Minor WordPress core updates should be applied within 48 hours of release, ideally via auto-update. Major core versions should be reviewed and applied within one week, with staging environment testing for sites with custom functionality.
What happens if you don't update WordPress?
Outdated WordPress sites accumulate known vulnerabilities that automated bots actively exploit. Beyond security, outdated installations cause compatibility errors with plugins and themes and degrade site performance over time.
Is it safe to update WordPress plugins immediately?
Security patches should be applied immediately. Major plugin version updates should be reviewed first: check the changelog for breaking changes, then test on staging if the plugin handles critical site functions like payments or forms.

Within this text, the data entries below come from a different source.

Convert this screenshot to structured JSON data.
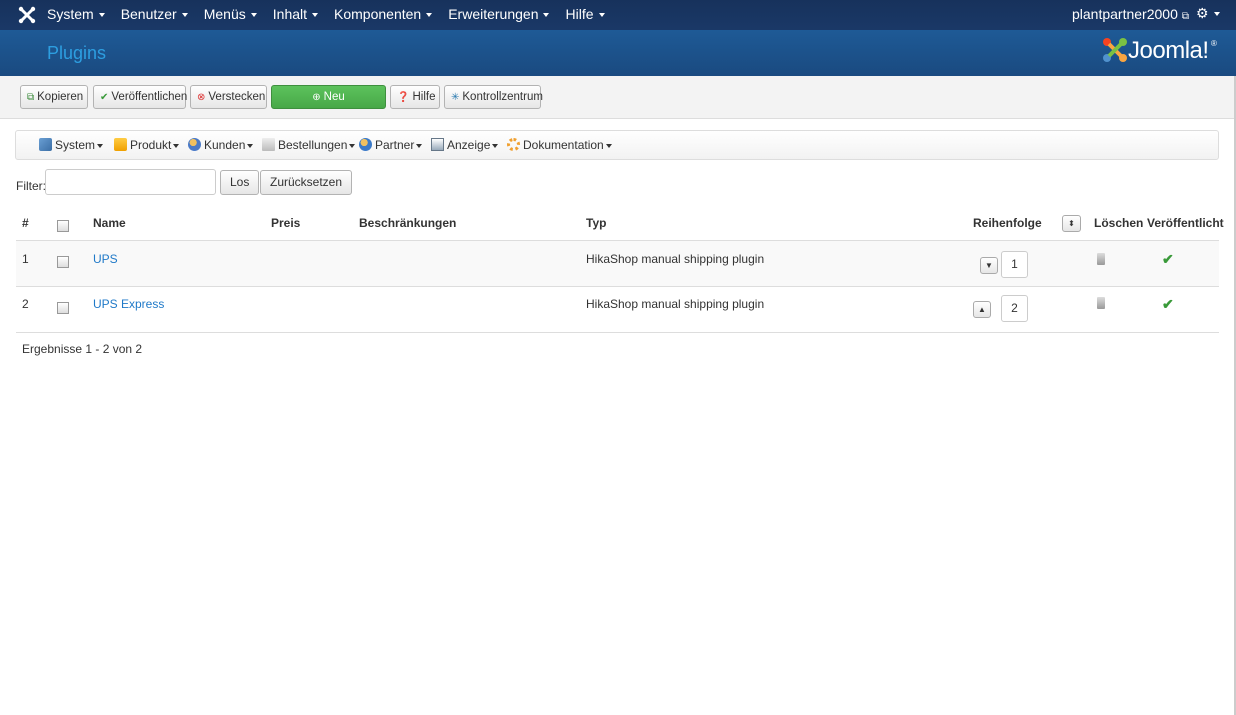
{
  "topnav": {
    "menu": [
      {
        "label": "System"
      },
      {
        "label": "Benutzer"
      },
      {
        "label": "Menüs"
      },
      {
        "label": "Inhalt"
      },
      {
        "label": "Komponenten"
      },
      {
        "label": "Erweiterungen"
      },
      {
        "label": "Hilfe"
      }
    ],
    "user": "plantpartner2000"
  },
  "header": {
    "title": "Plugins",
    "logo_text": "Joomla!",
    "logo_reg": "®"
  },
  "toolbar": {
    "copy": "Kopieren",
    "publish": "Veröffentlichen",
    "hide": "Verstecken",
    "new": "Neu",
    "help": "Hilfe",
    "control": "Kontrollzentrum"
  },
  "submenu": {
    "system": "System",
    "product": "Produkt",
    "customers": "Kunden",
    "orders": "Bestellungen",
    "partner": "Partner",
    "display": "Anzeige",
    "docs": "Dokumentation"
  },
  "filter": {
    "label": "Filter:",
    "value": "",
    "go": "Los",
    "reset": "Zurücksetzen"
  },
  "table": {
    "headers": {
      "num": "#",
      "name": "Name",
      "price": "Preis",
      "restrictions": "Beschränkungen",
      "type": "Typ",
      "ordering": "Reihenfolge",
      "delete": "Löschen",
      "published": "Veröffentlicht"
    },
    "rows": [
      {
        "num": "1",
        "name": "UPS",
        "price": "",
        "restrictions": "",
        "type": "HikaShop manual shipping plugin",
        "order": "1",
        "published": true
      },
      {
        "num": "2",
        "name": "UPS Express",
        "price": "",
        "restrictions": "",
        "type": "HikaShop manual shipping plugin",
        "order": "2",
        "published": true
      }
    ]
  },
  "results": "Ergebnisse 1 - 2 von 2",
  "colors": {
    "navbar": "#1a3867",
    "header": "#1c5089",
    "accent": "#2d9ee0",
    "new_button": "#51b551",
    "link": "#1f79c8",
    "check": "#3a9a3a"
  }
}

How long can you go without updating WordPress?
No more than one week for any security-flagged update. For general maintenance, a monthly update pass is the minimum acceptable cadence. Sites that go months without updates accumulate compounding vulnerability exposure that becomes increasingly difficult to resolve.
Do I need a developer to update WordPress?
Minor updates and standard plugin updates can be applied by any site owner from the WordPress dashboard. Major core updates, PHP version upgrades, and updates for complex plugins like WooCommerce benefit from developer review, especially if the site has custom functionality or no staging environment.